Sportradar’s Simulated Reality Relies On Familiarity

Holding to the sport calendar and taking a part in the ‘ritual’ of the daily football fan, is crucial to setting up Simulated Reality for Sportradar, the firm’s MD for US Betting Werner Becher said.

At the end of March, Sportradar released the AI-driven product, making it instantly available to clients as part of its established betting events portfolio.

The company draws on the historical football database and statistical results of Sportradar to provide match data, providing both pre-match and live betting markets in England, Germany and Spain for top-tier football leagues.

You may argue that scheduling has lost value to sports bettors, with many people either living in lockdown or furloughed from work. Why would your appetite to put a bet at the ‘usual’ time be the strongest, because you are already living your regular life?

For Becher, however, creating a product that aligns with actual matches, and the schedule they would have been played to, was a simple target for the simulated Reality project.

He said: “With Simulated Reality it was our clear goal to develop a product that is very similar to real matches and provides sports fans with what they are missing: scheduled sports matches.

“Customers are used to placing bets, on football matches in particular, at specific times during the week. It’s a familiar part of a fans football ritual and it’s that familiarity that is part of Simulated Reality’s appeal.”

In line with this “familiarity” theme, Becher clarified that all matches originally scheduled between the final games actually played and the launch of the Simulated Reality product would be replicated in mid-week- “as would be the case in the real world.”  That’s including all matches played in the three weeks that followed Leicester vs Aston Villa on March 9 for the Premier League.

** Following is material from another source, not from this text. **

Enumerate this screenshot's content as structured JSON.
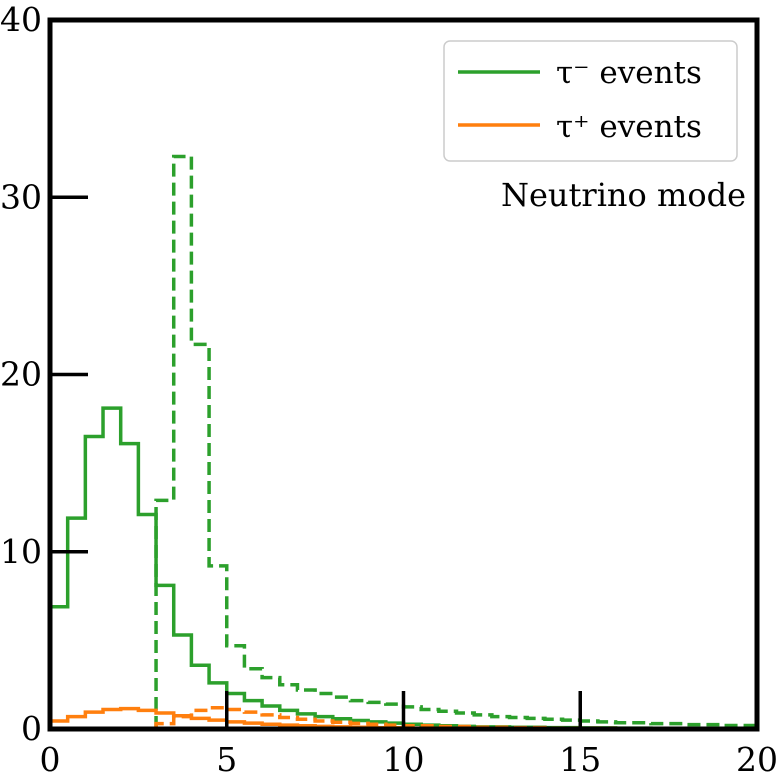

He went on to add: “Where possible, we plan to fulfil the remaining fixtures of each league and crown a champion on each country’s final day of the season as per the original schedules. If that’s not possible, due to the sheer volume of games on offer, we’ll schedule them as close to the final fixtures as possible.”

As things stand, there is obviously a lot of uncertainty around when football’s biggest leagues will resume. Germany’s Bundesliga is reportedly closing on a return, so what would happen if the real thing is back before the simulations are due to conclude in mid-May?

“There’s still much uncertainty about the return of live sport,” said Becher. “If live football was to come back tomorrow, we would expect them to complete their remaining fixtures at a later date than originally scheduled.”

Thus simulated betting markets should be open to consumers before the initial season end dates – no matter how soon the leagues will return. This could potentially include a real certification check for modelling the Sportradar, should any potential postponements continue or re-emerge.

Becher agreed, saying: “By the time the leagues return, the Simulated Reality leagues – having followed the original fixture list – will likely be completed. It will be interesting to see, when they do return, how realistic the outcomes of our Simulated Reality games are when compared to the real games, and if the same teams came out as champions.”

Sportradar said it wanted to expand its Simulated Reality software to many other leagues and competitions when it released the app three weeks ago. But what else is involved in the sports?

According to Becher: “We have recently launched Simulated Reality cricket and offer T20 matches from Australia, England and India. We will very soon launch a tennis product and offer events each week covering tournaments in London, Madrid, Paris and Rome as scheduled. Looking to the future, we are developing a basketball version and evaluating some other sports as well.”